Bien qu’il soit invraisemblable que le propriétaire de la concession affirme le contraire en pleine saison, il se dit abasourdi d’entendre les inévitables bruits.

Même s’il tente de vendre son équipe depuis plus d’un an, M. Kar­ma­nos continue d’affirmer qu’il est hors de question que les Hurrica­nes soient relocalisés. Ni à Québec ni nulle part ailleurs.

«Je n’en reviens toujours pas que vous évoquiez ces rumeurs de déménagement. Il n’y a absolument rien de crédible là-­dedans, mais alors là, rien du tout!» a-t-il pesté lors d’un entretien.

«Ça devient frustrant de vivre avec ces rumeurs quand on sait qu’elles ne sont que la création de médias en mission. Je ne peux pas contrôler tou­tes ces spéculations farfelues», a-t-il poursuivi.

De faibles foules

Après 15 matchs à Raleigh, les Hurricanes croulent au dernier rang parmi les 30 formations de la LNH avec une anémique moyenne de 10 760 spectateurs, soit 57,6 % de la capacité de l’aréna.

«Des sièges vides, j’en voudrais moins, mais ça ne me préoccupe pas du tout, avec notre bail qui est le plus avantageux de toute la Ligue. On récolte les revenus de l’aréna sans payer de frais, de loyer ou de taxes. Pour­quoi cette équipe déménagerait-elle?» a-t-il lancé. Et pourquoi tenter de vendre, dans ce cas?

«J’ai 72 ans et je veux assurer la transition. J’essaie simplement de conclure une entente juste. De toute façon, peu importe qui achètera, c’est impossible de déménager l’équipe. Enlevez-vous cette idée de la tête! Il y a un bail avec l’aréna jusqu’en 2024. Ni moi ni la Ligue n’accepterions que cette équipe bouge d’ici.
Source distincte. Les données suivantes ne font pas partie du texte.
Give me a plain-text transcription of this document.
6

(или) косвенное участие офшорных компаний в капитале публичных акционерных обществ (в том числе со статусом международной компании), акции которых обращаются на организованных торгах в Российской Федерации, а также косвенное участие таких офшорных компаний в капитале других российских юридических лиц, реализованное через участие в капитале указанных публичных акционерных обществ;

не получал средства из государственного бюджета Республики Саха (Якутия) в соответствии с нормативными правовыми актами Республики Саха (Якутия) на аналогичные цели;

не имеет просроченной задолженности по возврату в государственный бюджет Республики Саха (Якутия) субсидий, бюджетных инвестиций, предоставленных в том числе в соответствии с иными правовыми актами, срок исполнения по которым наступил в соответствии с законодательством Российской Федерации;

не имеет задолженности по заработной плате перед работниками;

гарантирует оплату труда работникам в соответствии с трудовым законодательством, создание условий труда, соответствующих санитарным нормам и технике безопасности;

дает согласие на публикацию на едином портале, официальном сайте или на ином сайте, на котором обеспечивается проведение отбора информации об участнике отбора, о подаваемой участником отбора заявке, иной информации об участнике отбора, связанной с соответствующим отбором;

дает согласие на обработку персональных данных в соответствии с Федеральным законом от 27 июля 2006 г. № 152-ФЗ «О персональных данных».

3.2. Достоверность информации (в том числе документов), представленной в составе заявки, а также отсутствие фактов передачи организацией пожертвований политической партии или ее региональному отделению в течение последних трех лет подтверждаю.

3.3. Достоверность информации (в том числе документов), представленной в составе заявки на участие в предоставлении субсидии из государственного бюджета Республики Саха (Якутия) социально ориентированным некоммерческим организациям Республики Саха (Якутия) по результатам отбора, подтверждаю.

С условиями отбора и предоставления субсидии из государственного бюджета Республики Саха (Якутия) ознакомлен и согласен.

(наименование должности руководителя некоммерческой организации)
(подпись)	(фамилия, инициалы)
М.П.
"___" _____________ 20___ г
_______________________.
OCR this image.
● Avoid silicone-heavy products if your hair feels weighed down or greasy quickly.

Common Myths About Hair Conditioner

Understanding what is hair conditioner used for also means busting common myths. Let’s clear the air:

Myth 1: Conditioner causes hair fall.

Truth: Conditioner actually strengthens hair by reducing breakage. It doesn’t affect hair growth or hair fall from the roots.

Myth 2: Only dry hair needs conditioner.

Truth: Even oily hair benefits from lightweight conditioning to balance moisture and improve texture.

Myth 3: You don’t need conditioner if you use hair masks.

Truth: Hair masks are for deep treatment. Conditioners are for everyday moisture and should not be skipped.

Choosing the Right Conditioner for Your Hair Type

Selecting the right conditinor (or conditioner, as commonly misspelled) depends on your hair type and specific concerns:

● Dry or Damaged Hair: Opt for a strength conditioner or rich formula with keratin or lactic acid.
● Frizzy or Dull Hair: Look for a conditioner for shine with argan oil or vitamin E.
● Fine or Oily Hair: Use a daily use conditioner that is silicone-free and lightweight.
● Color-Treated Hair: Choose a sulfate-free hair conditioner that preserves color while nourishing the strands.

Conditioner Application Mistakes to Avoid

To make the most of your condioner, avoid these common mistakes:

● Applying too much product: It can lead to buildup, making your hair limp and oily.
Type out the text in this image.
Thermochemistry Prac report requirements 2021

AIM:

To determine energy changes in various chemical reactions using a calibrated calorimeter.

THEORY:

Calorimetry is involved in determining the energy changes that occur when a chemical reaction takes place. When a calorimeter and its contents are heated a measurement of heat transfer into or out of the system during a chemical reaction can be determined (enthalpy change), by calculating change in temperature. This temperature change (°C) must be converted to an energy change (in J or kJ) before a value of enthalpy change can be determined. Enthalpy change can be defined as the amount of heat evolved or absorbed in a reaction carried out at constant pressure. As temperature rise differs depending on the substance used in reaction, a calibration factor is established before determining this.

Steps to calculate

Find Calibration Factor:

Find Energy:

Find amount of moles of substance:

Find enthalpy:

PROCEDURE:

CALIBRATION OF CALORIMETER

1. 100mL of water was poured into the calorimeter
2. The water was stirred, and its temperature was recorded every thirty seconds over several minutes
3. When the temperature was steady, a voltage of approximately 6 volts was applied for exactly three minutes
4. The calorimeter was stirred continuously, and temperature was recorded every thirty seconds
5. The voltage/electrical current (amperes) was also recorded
«Même avec une meilleure offre de l’extérieur, cette équipe n’ira nulle part. Vous perdez votre temps à regarder du côté de la Caroline», a-t-il fustigé.

Une explication

Selon le propriétaire, le fait que les Hurricanes aient été exclus des séries lors des six dernières saisons explique à lui seul que les partisans désertent le club.

«Toute équipe qui n’a pas participé aux séries depuis aussi longtemps verra elle aussi des bancs vides, y compris à Montréal! Gagner des matchs s’avè­re le meilleur outil de marketing qui soit», prétend-il.

Comme les Thrashers ?

Avant que les Thrashers d’Atlan­ta plient bagage pour aller à Winnipeg au printemps 2011, la LNH et l’organisation affirmaient à l’unisson que l’équipe n’irait nulle part. Cependant, M. Kar­manos ne voit aucune comparaison possible avec la situation des Hurricanes.

«À Atlanta, les Thrashers vivotaient dans un marché occupé par le baseball, le basketball et le football. L’équipe était locataire d’un édifice dont elle ne tirait à peu près aucun revenu. Il n’y avait aucune possibilité de survie à long terme pour cette franchise.»

Malgré ses promesses, rappelons tout de même que, lorsqu’il avait acheté les Wha­lers en 1994, Peter Karmanos avait garanti que l’équipe demeurerait à Hartford au moins jusqu’à la fin du bail avec l’aréna, en 1998. Or, trois ans plus tard, la ville perdait son équipe au profit de la Caroline.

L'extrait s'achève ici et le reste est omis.